Silicon nanocrystal hybrid photocatalysts as models to understand solar fuels producing assemblies

Direct coupling of light-harvesting semiconductors and molecular catalysts is an attractive approach in designing new systems for artificial photosynthesis. Understanding the energetic requirements to enable photogenerated charge transfer from the semiconductor to the molecular catalyst is an essential design component of photoelectrochemical schemes. Here, we explore a model system to study these requirements by tethering a rhenium carbonyl coordination complex to a dodecyl-terminated silicon nanocrystal using a two-step surface functionalization process. Diffuse reflectance infrared Fourier transform spectroscopy and cyclic voltammetry characterized successful surface attachment and redox properties of the hybrid structure. UV-visible spectroelectrochemical measurements confirmed the formation of a known Re(0) reduction product in thin films of the hybrid assembly under cathodic potentials.
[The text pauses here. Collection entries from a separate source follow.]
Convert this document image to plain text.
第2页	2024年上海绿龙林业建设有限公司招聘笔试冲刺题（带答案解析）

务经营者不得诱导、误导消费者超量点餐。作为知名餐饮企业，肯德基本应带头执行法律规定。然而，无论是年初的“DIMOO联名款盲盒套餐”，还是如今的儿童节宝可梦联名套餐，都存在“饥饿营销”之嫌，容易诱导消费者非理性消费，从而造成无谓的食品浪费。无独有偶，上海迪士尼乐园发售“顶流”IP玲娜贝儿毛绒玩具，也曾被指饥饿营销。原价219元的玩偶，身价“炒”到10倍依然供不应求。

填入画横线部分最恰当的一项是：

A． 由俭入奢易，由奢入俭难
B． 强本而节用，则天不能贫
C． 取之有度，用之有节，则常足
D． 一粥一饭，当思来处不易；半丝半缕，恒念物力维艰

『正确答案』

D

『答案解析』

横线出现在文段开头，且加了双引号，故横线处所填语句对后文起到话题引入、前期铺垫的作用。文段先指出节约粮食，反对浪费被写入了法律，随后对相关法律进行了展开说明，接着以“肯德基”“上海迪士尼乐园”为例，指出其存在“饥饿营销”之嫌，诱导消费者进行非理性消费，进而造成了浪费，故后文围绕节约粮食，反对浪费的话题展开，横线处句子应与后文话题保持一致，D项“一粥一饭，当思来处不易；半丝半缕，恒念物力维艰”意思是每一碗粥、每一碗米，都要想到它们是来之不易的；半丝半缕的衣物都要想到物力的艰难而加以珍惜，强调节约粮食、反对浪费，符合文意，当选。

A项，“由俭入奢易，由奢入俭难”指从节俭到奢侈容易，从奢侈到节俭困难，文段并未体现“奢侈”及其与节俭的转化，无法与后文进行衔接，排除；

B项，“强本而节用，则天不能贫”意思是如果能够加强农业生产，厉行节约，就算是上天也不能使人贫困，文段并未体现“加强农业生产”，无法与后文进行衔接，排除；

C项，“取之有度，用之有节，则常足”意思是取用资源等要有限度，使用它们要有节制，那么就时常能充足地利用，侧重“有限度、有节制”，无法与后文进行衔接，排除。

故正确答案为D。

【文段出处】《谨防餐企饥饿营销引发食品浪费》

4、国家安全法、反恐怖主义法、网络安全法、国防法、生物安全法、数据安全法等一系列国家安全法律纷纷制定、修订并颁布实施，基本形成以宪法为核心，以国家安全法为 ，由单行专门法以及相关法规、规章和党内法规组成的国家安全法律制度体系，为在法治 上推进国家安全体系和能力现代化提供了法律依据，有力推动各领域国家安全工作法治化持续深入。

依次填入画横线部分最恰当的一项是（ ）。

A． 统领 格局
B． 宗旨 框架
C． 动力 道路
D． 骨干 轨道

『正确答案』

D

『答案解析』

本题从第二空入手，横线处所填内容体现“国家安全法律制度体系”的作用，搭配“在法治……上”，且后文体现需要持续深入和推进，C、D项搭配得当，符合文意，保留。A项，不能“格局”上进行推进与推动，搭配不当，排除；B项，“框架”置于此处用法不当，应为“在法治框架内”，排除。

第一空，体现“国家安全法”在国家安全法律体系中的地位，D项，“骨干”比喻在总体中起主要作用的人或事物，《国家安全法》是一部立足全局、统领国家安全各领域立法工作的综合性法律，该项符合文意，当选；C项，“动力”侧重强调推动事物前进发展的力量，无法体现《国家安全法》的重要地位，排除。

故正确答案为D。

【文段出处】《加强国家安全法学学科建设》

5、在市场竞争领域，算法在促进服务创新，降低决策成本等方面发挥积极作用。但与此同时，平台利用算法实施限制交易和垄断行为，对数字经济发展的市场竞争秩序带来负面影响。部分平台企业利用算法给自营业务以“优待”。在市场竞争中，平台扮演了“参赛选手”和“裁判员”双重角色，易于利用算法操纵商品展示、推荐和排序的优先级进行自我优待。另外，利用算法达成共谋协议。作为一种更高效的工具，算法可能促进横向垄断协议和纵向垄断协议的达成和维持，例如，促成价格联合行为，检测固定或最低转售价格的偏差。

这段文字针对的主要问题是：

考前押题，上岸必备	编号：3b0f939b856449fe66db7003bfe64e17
During reduction, only spectroscopic features associated with the monomer were observed, not the Re-Re dimer, suggesting that the hybrid structure prevents a common deactivation pathway for Lehn-type CO2 reduction catalysts. Initial photocatalytic data showed that the NC-catalyst hybrid structure retained CO2 reduction activity to CO. Finally, transient absorption spectroscopy was used to examine the ultrafast dynamics of the system and shed light on the energetic alignment between the silicon semiconductor and the rhenium carbonyl complex. A rhenium metal complex tethered to a silicon quantum dot allows exploration of the effects of catalyst anchoring and Re-Si energetic alignment on photocatalytic CO2 reduction activity.